All eyes will be on Canada’s GDP report next week—and more specifically, its ‘official’ July estimate. A preliminary report in August called for a surprising 0.4% decline in GDP in July, despite an easing of COVID restrictions in provincial economies. We expect an upward revision of the July figure, with output holding steady at June’s level. Indeed, we saw a solid 1.3% rise in hours worked and indications of sharply higher spending on services over the summer—though these were offset by supply chain disruptions that weighed on manufacturing sales and construction activity.

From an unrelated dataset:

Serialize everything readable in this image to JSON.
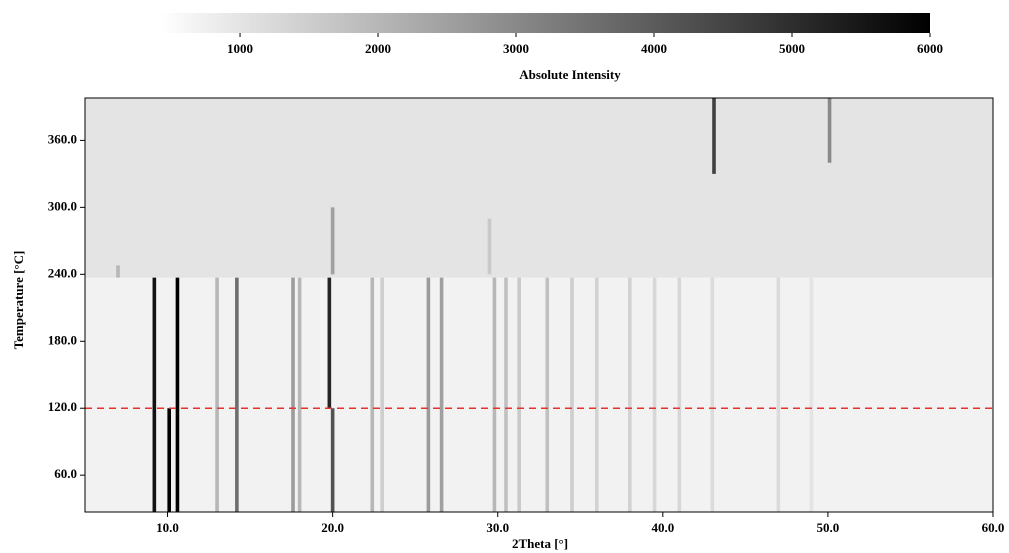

The early estimate of August GDP should look better. While supply chain disruptions won’t go away any time soon, household spending likely continued to rise. The preliminary estimate of August retail sales was up 2.1% from July, and our own tracking of card transactions is pointing to a further recovery in spending on high-contact services like restaurants and hotels. The more pressing question is how much of that strength in services can be maintained during the fourth wave of virus infections. Broad lockdowns still look less likely given a high share of the population is vaccinated—and infection rates have shown some tentative signs of plateauing in parts of Canada. Fear of public spaces could still keep households closer to home, even as vaccine passport systems kick in, but the economic impact of the latest COVID wave is expected to be less severe.
Week ahead data watch:
- Next week’s Canadian SEPH employment data for July will likely show yet another strong gain as hard hit sectors reopened over the summer.
- US personal spending likely rose in August. Retail sales increased 0.7% from July and spending on services likely continued to improve.